Unable to get running user’s MyDocuments folder due to security interference#
I was trying to retrieve the running user’s MyDocuments folder in a WinForms application via
string path = Environment.GetFolderPath(Environment.SpecialFolder.MyDocuments);
To my surprise, it returned an empty string.
As this program is running under of a desktop user (in fact started by Visual Studio’s debugger), this is not something related to the user’s profile being uninitialized, like in a Windows Service where the registry hive of the current user is not mounted by default. The user profile should be loaded when the user log into Windows.
I then tried to switch to C++ and get the error code, as the .Net equivalent does not have one telling what went wrong.
// TODO: Add extra initialization here
TCHAR buffer[_MAX_PATH];
HRESULT hr = SHGetSpecialFolderPath(m_hWnd, buffer, CSIDL_MYDOCUMENTS, FALSE);
CString message;
if (SUCCEEDED(hr))
{
message.Format(_T("My document folder is at %s"), buffer);
}
else
{
message.Format(_T("SHGetSpecialFolderPath failed to get My document folder, error %X"), hr);
}
AfxMessageBox(message);
The code succeeded and returned the MyDocuments folder.

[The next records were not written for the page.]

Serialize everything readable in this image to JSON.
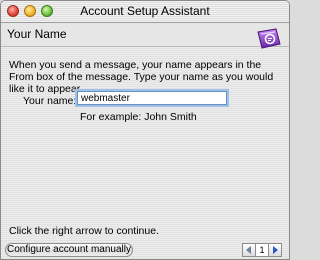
{
  "window": {
    "title": "Account Setup Assistant"
  },
  "page": {
    "heading": "Your Name",
    "intro": "When you send a message, your name appears in the From box of the message. Type your name as you would like it to appear.",
    "name_label": "Your name:",
    "name_value": "webmaster",
    "example": "For example: John Smith",
    "footer": "Click the right arrow to continue."
  },
  "buttons": {
    "configure_manually": "Configure account manually",
    "page_number": "1"
  },
  "icons": {
    "close": "close-button",
    "minimize": "minimize-button",
    "zoom": "zoom-button",
    "app": "entourage-icon",
    "prev": "arrow-left-icon",
    "next": "arrow-right-icon"
  },
  "colors": {
    "accent_purple": "#8a3ec8",
    "focus_blue": "#9ec1ec",
    "arrow_blue": "#2a58c4"
  }
}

So Environment.GetFolderPath is not calling SHGetSpecialFolderPath, I get it, as it is a deprecated function and now supposedly merely a wrapper for SHGetKnownFolderPath. Or is it?
PWSTR path = NULL;
HRESULT hr = SHGetKnownFolderPath(FOLDERID_Documents, KF_FLAG_DEFAULT, NULL, &path);
CString message;
if (SUCCEEDED(hr))
{
message.Format(_T("My document folder is at %s"), path);
CoTaskMemFree(path);
}
else
{
message.Format(_T("SHGetSpecialFolderPath failed to get My document folder, error %X"), hr);
}
AfxMessageBox(message);
This code returns -2147024891, or 0x80070005. 80=Error, 07=From Windows, and 0005=E_ACCESSDENIED. So I guess I reproduced the error in C++ and Environment.GetFolderPath is using the modern API.

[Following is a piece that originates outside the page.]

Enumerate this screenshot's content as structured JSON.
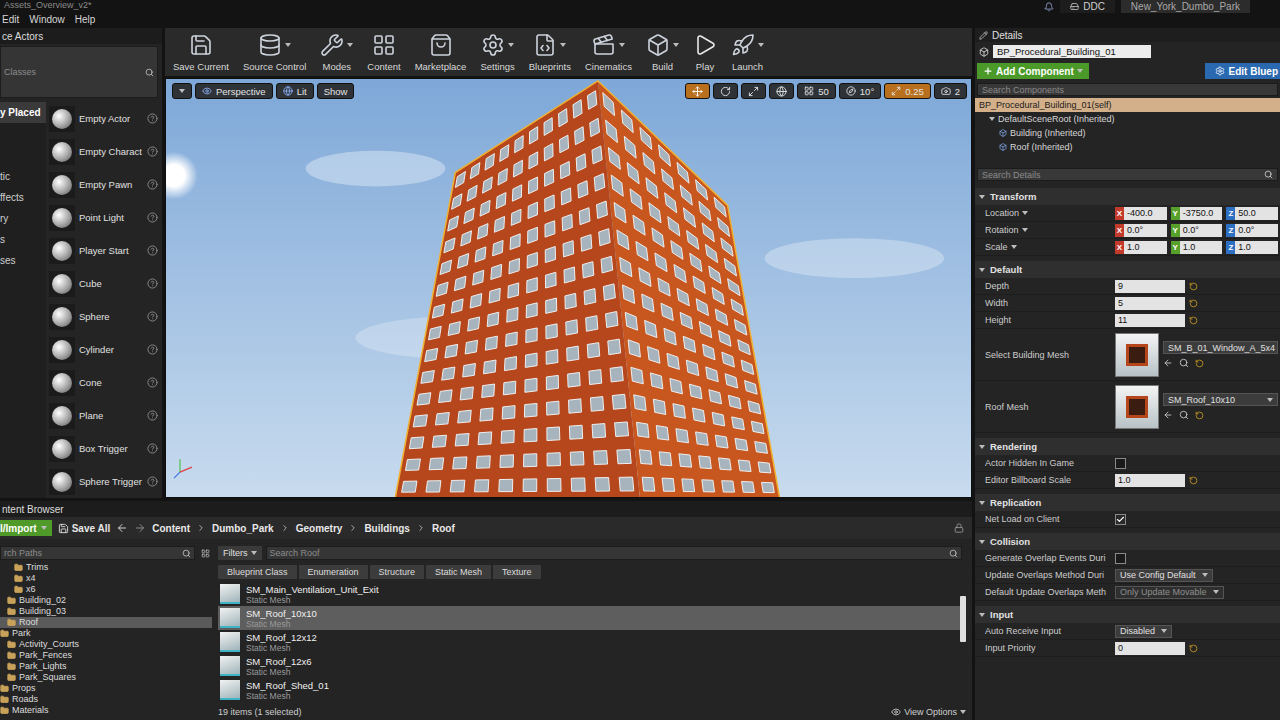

This time, Windows 11’s notification area sends me a message, that a program is blocked from Controlled Folder Access (CFA). I am not using Environment.SpecialFolderOption.Create or KF_FLAG_CREATE, no changes to the file system should be happening to trigger this message. But after I reviewed the CFA blocking logs, my test programs are indeed there. Adding my program to the exception list solved the issue.

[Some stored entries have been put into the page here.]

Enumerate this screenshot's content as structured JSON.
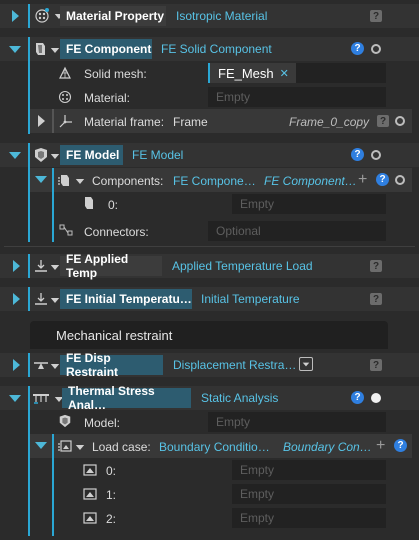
{
  "material_property": {
    "name": "Material Property",
    "type": "Isotropic Material",
    "help": "?"
  },
  "fe_component": {
    "name": "FE Component",
    "type": "FE Solid Component",
    "help": "?",
    "solid_mesh_label": "Solid mesh:",
    "solid_mesh_value": "FE_Mesh",
    "remove_glyph": "✕",
    "material_label": "Material:",
    "material_placeholder": "Empty",
    "material_frame_label": "Material frame:",
    "material_frame_value": "Frame",
    "material_frame_link": "Frame_0_copy",
    "frame_help": "?"
  },
  "fe_model": {
    "name": "FE Model",
    "type": "FE Model",
    "help": "?",
    "components_label": "Components:",
    "components_type": "FE Compone…",
    "components_link": "FE Component…",
    "components_help": "?",
    "item0_label": "0:",
    "item0_placeholder": "Empty",
    "connectors_label": "Connectors:",
    "connectors_placeholder": "Optional"
  },
  "fe_applied_temp": {
    "name": "FE Applied Temp",
    "type": "Applied Temperature Load",
    "help": "?"
  },
  "fe_initial_temp": {
    "name": "FE Initial Temperatu…",
    "type": "Initial Temperature",
    "help": "?"
  },
  "section_title": "Mechanical restraint",
  "fe_disp_restraint": {
    "name": "FE Disp Restraint",
    "type": "Displacement Restra…",
    "help": "?"
  },
  "thermal_stress": {
    "name": "Thermal Stress Anal…",
    "type": "Static Analysis",
    "help": "?",
    "model_label": "Model:",
    "model_placeholder": "Empty",
    "load_case_label": "Load case:",
    "load_case_type": "Boundary Conditio…",
    "load_case_link": "Boundary Con…",
    "load_case_help": "?",
    "items": [
      {
        "label": "0:",
        "placeholder": "Empty"
      },
      {
        "label": "1:",
        "placeholder": "Empty"
      },
      {
        "label": "2:",
        "placeholder": "Empty"
      }
    ]
  },
  "plus_glyph": "+",
  "colors": {
    "accent": "#2aa7d4",
    "link": "#58c3e6",
    "badge_blue": "#2f7fe0",
    "bg": "#2b2b2b"
  }
}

I am not so sure why merely reading the location of the MyDocuments folder should trigger this anti-ransomware feature. I assumed it was readying it off the registry, apparently not.
In summary, you need to add error handling when reading the location of protected known folders on a modern version of Windows when Controlled Folder Access is enabled and prompt the user to whitelist your program. Or switch to the application data folder instead, which is not an option for me, as the program is two decades old.